DARE COUNTY, N.C. (CBS)- Actor Andy Griffith, whose portrayal of a rural sheriff in a popular 1960s TV show earned him the title of "America's Favorite Sheriff," died Tuesday morning. He was 86.
His death was confirmed in a statement from the Dare County, N.C., sheriff's office.
While Griffith's long career stretched from nightclubs to radio to movies to music, it was a role as a small-town sheriff that made him beloved to millions of Americans.
Viewers tuned in "The Andy Griffith Show" not to watch Sheriff Andy Taylor solve big crimes but to watch him solve the little problems of life in the fictional Mayberry, N.C. Most critics consider the show, which ran from 1960 to 1968, one of the top four or five sitcoms ever shown on television.
Andrew Samuel Griffith was born June 1, 1926, in Mt. Airy, N.C., a town much like Mayberry. He originally wanted a career as a musician but his skills as a storyteller, mixed in with lots of country humor, soon came out.
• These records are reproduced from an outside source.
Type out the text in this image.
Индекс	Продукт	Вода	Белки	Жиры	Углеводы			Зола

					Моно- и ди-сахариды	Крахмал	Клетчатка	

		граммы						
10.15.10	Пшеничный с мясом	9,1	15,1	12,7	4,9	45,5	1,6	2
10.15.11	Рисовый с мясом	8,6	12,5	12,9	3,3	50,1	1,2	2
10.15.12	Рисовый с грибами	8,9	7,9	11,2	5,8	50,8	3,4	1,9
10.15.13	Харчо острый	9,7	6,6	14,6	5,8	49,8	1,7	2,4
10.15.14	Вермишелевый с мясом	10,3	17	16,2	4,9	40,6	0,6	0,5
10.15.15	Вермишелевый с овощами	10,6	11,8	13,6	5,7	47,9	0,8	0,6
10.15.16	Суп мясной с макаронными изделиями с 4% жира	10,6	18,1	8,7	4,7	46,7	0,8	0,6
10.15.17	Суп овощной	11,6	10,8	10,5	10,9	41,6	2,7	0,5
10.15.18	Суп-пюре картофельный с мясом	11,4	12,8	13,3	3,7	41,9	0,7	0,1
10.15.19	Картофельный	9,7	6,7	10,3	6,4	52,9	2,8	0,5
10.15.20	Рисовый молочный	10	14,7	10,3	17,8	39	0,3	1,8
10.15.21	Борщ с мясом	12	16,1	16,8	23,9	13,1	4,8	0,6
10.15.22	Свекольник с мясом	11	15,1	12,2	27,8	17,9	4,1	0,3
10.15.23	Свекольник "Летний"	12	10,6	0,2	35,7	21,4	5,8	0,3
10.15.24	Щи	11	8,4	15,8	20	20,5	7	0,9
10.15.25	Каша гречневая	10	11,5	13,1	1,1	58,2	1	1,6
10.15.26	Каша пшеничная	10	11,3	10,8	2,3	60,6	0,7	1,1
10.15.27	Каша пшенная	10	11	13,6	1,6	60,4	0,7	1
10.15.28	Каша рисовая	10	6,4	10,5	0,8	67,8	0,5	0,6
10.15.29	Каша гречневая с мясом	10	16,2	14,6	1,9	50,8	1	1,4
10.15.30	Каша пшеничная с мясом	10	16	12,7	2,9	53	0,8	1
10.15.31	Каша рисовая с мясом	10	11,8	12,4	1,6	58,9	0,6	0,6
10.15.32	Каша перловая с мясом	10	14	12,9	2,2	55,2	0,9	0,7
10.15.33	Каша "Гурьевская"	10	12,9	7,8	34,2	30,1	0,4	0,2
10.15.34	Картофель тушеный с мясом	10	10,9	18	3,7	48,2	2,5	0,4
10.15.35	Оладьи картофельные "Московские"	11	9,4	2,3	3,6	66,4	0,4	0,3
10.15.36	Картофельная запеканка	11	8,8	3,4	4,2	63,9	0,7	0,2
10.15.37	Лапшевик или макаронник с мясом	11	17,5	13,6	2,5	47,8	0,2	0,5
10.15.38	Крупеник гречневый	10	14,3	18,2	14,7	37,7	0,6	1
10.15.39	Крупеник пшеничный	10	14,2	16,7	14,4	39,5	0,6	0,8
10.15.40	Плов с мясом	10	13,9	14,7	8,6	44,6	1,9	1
Griffith graduated with a degree in music from the University of North Carolina at Chapel Hill in 1949. He moved to New York and soon became a regular on "The Ed Sullivan Show" and "The Steve Allen Show" in the 1950s. In 1955, he starred in Broadway's "No Time for Sergeants," earning him a Tony nomination for outstanding supporting actor. Two years later, Griffith made his film debut in "A Face in the Crowd," alongside actress Patricia Neal. In 1960, he found himself with another Tony nomination, this time for best actor in the musical, "Destry Rides Again," in 1960.
In 1972, Griffith started his own production company. Throughout the '70s Griffith continued his TV and film career, appearing in 1975's "Hearts of the West" with Jeff Bridges. He relaunched his 1960s sitcom, rebranding it as the "The New Andy Griffith Show," in 1972. It lasted one year.
Griffith made a big return to television in 1986, playing the title role in the TV legal drama "Matlock, which aired until 1995.
In the 1990s, Griffith also appeared in TV movies, including "Scattering Dad" and "A Holiday Romance."
He made a guest appearance on "Dawson's Creek" in 2001 and had a role in director Adrienne Shelley' 2007 film "Waitress," starring Kerri Russell.
Griffith never forgot about his music roots. He received a Grammy Award for best Southern, country or bluegrass gospel album for "I Love to Tell the Story: 25 Timeless Hymns," in 1997.
The actor has been plagued by health issues through the years, suffering a heart attack in 2000, which led to quadruple heart-bypass surgery. In 2007, he underwent hip surgery after a fall.
Griffith recently lost a good friend, actor George Lindsey, who starred on "The Andy Griffith Show." Lindsey died in May at age 83.
At the time, Griffith released a statement saying, "Our last conversation was a few days ago ... I am happy to say that as we found ourselves in our 80s, we were not afraid to say, 'I love you.' That was the last thing George and I had to say to each other. 'I love you.'"
Griffith was married three times. His first marriage to Barbara Edwards ended in divorce in 1972. He was married to Solica Casuto from 1975-1981. Griffith wed his third wife, Cindi Knight, in 1983.
Griffith received the Presidential Medal of Freedom from President George W. Bush in 2005.